Critiques

Chilly Gonzales

A Very Chilly Christmas

  • Gentle Threat
  • 2020
  • 36 minutes
7,5

Chilly Gonzales ne fait jamais les choses comme les autres. C’est dans sa nature profonde. Ainsi, en s’attaquant à des classiques de Noël, il n’allait pas simplement nous livrer un feu roulant de chansons qui nous donnent envie de célébrer. Il allait y avoir plus de nuances. Et ça fonctionne très bien.

On retrouve, sur A Very Chilly Christmas, certaines reprises de classiques de Noël souvent empreint d’une belle sensibilité ainsi que des collaborations avec Feist et Jarvis Cocker. Disons qu’on ne peut être moins bien entouré pour créer un album du temps des fêtes.

Gonzales l’avait dit dans le premier communiqué de presse : « Noël est certes un temps de réjouissance, mais c’est aussi un moment qui est particulièrement difficile pour ceux qui sont esseulés. ». On peut penser à ceux qui se sont séparés en cours d’année ou encore les règles mises en place qui proscrivent les rassemblements. A Very Chilly Christmas vient toucher directement au cœur de ces sentiments. Les versions solennelles de Silent Night, Good King Wenceslas et Silver Bells nous donnent le ton en entrée de jeu. Au sein de ces pièces qui ne débordent pas de la joie habituelle, on retrouve aussi une interprétation au piano qui est à la fois sensible et émotive.

Sa reprise de Last Christmas est autrement plus mélancolique que celle de Wham! Par contre, il ne réussit pas complètement à évacuer le swing naturel de la composition. Lorsque le violoncelle vient ajouter son grain de sel, on reçoit enfin toute la beauté de cette version. Jingle Bells pour sa part est presque coquine avec ses notes pianotées avec caractère.
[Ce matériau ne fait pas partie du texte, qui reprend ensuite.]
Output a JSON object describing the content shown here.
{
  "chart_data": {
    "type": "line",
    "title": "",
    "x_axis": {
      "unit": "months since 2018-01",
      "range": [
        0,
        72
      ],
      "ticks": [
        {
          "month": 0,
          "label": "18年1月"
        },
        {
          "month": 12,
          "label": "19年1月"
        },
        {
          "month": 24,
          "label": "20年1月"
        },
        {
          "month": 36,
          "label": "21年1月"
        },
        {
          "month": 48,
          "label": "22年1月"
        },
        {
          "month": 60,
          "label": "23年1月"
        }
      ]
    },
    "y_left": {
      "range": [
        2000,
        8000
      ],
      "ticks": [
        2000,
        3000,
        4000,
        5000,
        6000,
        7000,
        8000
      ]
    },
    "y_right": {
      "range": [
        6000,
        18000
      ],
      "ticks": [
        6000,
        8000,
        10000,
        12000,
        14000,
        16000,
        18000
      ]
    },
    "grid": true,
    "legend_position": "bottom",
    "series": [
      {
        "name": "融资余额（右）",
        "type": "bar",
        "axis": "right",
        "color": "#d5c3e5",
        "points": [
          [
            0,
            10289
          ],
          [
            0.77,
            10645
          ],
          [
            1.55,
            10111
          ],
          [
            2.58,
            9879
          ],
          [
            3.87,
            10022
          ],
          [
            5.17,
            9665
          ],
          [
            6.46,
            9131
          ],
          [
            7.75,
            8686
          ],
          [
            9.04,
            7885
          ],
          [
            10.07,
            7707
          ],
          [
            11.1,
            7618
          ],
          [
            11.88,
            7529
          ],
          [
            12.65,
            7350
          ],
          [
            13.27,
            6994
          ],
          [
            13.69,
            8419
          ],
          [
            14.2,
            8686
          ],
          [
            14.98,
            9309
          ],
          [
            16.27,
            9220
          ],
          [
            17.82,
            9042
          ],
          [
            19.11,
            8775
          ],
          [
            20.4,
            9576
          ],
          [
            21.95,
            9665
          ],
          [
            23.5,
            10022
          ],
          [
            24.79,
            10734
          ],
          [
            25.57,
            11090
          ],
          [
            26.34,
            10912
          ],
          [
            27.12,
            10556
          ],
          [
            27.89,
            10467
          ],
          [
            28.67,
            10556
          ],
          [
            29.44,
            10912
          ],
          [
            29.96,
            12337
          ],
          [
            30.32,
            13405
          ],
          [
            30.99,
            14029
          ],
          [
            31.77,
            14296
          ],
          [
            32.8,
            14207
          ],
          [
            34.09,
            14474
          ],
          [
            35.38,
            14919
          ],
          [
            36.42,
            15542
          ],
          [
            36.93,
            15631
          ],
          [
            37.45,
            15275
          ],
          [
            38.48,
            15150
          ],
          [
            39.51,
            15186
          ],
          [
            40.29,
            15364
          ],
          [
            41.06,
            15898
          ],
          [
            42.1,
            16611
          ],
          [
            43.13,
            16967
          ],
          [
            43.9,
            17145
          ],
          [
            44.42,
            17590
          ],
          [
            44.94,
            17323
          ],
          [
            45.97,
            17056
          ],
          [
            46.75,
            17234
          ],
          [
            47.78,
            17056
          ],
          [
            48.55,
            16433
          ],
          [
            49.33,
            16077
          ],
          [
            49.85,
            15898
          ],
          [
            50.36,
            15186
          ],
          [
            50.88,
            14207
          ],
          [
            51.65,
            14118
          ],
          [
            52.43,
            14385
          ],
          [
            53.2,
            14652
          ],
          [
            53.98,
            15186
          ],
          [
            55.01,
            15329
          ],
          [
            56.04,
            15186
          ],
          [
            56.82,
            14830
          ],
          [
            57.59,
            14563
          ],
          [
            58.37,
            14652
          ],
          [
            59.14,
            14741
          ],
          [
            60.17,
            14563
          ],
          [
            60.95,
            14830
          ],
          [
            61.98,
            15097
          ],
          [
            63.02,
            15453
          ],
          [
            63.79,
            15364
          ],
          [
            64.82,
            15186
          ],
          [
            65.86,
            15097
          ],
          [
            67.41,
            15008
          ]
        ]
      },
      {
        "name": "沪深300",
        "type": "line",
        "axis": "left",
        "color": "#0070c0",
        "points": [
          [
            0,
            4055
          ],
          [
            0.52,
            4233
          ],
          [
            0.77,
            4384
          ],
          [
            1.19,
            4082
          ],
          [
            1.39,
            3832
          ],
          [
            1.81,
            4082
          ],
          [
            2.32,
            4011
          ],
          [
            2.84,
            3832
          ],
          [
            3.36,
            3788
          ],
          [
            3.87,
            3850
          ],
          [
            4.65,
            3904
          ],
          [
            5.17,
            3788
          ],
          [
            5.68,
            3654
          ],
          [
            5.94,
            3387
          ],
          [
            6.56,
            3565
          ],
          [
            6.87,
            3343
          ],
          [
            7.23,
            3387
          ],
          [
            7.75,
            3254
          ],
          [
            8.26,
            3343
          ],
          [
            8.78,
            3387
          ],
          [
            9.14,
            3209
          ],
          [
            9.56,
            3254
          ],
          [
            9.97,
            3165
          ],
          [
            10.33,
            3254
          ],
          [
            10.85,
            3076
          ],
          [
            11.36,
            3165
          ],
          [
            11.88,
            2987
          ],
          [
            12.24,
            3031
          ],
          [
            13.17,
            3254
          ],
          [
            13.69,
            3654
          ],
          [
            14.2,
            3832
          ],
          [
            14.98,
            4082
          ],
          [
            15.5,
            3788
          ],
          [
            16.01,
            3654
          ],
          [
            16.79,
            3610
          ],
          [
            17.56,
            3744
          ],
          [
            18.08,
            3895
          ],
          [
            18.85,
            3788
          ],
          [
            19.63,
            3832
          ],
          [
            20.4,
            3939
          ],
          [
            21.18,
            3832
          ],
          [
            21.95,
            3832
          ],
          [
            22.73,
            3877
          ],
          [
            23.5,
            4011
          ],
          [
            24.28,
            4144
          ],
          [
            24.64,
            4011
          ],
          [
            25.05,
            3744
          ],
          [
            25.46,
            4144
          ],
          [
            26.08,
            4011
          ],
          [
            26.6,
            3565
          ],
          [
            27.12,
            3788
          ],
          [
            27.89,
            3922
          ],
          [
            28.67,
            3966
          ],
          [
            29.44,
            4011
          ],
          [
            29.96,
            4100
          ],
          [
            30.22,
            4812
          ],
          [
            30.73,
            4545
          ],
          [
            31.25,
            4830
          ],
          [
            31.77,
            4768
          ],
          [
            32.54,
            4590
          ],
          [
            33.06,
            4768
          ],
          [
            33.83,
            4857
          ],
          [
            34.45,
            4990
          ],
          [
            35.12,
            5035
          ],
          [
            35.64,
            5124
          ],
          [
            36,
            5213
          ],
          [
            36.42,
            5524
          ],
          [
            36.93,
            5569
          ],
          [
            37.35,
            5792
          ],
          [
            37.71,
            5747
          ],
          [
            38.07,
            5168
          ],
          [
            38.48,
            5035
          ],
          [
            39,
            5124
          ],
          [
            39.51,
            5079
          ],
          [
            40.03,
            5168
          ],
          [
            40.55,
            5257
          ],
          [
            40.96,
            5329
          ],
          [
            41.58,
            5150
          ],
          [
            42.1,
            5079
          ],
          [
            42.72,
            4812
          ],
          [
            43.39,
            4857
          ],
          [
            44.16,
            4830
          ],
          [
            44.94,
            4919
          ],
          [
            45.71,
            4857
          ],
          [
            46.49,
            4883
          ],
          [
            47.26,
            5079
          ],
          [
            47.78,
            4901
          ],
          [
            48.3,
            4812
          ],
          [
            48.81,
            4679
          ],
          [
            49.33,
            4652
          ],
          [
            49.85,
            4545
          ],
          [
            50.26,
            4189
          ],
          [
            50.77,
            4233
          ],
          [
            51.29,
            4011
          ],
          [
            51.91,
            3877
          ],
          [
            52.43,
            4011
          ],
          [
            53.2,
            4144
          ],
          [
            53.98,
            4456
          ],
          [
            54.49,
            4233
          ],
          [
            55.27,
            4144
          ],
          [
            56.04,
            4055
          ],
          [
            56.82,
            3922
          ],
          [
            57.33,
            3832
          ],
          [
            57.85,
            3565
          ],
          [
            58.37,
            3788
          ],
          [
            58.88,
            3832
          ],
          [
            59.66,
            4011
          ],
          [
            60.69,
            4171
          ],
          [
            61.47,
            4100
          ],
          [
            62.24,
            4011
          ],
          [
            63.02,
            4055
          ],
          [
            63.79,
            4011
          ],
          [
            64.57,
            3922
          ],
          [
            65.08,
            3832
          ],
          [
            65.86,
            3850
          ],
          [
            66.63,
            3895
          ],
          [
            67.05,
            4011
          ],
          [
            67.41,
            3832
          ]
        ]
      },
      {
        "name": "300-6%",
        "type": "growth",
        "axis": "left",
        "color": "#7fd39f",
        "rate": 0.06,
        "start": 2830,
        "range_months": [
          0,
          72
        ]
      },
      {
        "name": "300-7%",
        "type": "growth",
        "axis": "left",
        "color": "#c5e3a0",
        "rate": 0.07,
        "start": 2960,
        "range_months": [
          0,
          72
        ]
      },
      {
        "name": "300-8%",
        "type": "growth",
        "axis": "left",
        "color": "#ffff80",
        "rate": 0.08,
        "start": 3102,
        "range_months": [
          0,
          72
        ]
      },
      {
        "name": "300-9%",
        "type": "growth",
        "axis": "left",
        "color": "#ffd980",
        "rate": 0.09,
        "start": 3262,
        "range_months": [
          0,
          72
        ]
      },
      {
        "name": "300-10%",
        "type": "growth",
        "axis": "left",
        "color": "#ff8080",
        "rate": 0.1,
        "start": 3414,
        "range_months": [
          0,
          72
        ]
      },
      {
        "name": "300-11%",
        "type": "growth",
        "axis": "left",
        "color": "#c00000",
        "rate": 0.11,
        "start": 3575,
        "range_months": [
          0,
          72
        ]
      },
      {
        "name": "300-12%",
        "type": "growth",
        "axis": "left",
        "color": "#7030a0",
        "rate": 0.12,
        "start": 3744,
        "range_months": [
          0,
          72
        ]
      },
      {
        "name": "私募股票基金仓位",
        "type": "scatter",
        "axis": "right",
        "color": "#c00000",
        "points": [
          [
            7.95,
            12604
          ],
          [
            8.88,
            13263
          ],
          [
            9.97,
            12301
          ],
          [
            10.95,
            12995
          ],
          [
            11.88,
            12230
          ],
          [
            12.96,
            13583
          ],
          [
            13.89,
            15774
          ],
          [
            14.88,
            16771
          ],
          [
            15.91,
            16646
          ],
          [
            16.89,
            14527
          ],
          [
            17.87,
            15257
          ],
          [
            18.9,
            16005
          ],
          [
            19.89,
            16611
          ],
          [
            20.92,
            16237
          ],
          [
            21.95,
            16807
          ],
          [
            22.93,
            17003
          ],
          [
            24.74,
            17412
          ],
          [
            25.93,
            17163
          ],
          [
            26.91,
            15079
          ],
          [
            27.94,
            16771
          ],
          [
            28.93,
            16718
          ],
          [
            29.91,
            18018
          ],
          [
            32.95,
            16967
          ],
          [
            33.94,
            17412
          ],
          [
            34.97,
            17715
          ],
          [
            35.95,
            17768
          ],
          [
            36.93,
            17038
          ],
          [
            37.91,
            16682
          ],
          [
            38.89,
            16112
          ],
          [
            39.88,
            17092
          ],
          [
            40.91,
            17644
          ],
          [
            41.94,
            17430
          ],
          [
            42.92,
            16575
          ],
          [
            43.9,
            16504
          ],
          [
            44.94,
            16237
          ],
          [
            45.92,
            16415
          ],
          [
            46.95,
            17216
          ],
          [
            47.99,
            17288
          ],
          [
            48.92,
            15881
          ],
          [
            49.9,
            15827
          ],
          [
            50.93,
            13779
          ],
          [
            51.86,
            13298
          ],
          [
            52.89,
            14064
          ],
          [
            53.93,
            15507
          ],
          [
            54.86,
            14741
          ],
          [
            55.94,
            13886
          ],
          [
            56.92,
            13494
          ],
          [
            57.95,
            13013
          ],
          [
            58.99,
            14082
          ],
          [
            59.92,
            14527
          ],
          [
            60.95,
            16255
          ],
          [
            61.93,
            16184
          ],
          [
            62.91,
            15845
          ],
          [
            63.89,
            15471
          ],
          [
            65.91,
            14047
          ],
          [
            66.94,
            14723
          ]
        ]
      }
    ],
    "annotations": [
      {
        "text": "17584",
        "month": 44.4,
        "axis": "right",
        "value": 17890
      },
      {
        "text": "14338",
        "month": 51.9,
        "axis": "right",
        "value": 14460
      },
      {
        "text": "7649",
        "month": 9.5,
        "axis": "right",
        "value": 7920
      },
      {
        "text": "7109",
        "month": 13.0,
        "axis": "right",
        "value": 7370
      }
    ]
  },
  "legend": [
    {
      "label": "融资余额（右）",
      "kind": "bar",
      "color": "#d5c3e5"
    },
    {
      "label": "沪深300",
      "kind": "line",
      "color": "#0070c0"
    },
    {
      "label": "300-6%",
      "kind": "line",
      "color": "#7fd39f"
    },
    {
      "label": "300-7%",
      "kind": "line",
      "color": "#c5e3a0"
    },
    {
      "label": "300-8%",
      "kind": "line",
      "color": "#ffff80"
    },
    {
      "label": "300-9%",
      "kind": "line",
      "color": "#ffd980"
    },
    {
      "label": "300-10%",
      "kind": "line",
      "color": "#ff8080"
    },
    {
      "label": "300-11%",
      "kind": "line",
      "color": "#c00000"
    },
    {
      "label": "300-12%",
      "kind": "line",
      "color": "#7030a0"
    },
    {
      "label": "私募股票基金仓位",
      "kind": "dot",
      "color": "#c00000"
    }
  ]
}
On entend Chilly Gonzales sourire à travers l’enregistrement.

Parlons aussi de ces collaborations. Quand Feist vient nous chanter The Bannister Bough, c’est difficile de rester impassible. Sa voix aigüe et fragile nous rapproche de l’antre de la cheminée où un feu refuse de s’éteindre et banni de la pièce la froideur hivernale. Jarvis Cocker est tout le contraire, théâtral et grave sur In the Bleak Midwinter. Lorsque les deux voix se rencontrent sur Snow Is Falling In Manhattan (reprise de la superbe chanson de feu David Berman), on assiste à un très beau moment.

C’est tout à fait réussi pour Chilly Gonzales qui nous présente un album de Noël qui pourra rester en rotation pendant plusieurs années. Il y a quelque chose hors du temps dans la simplicité de ces interprétations. Parfois, en faire moins, c’est en faire plus.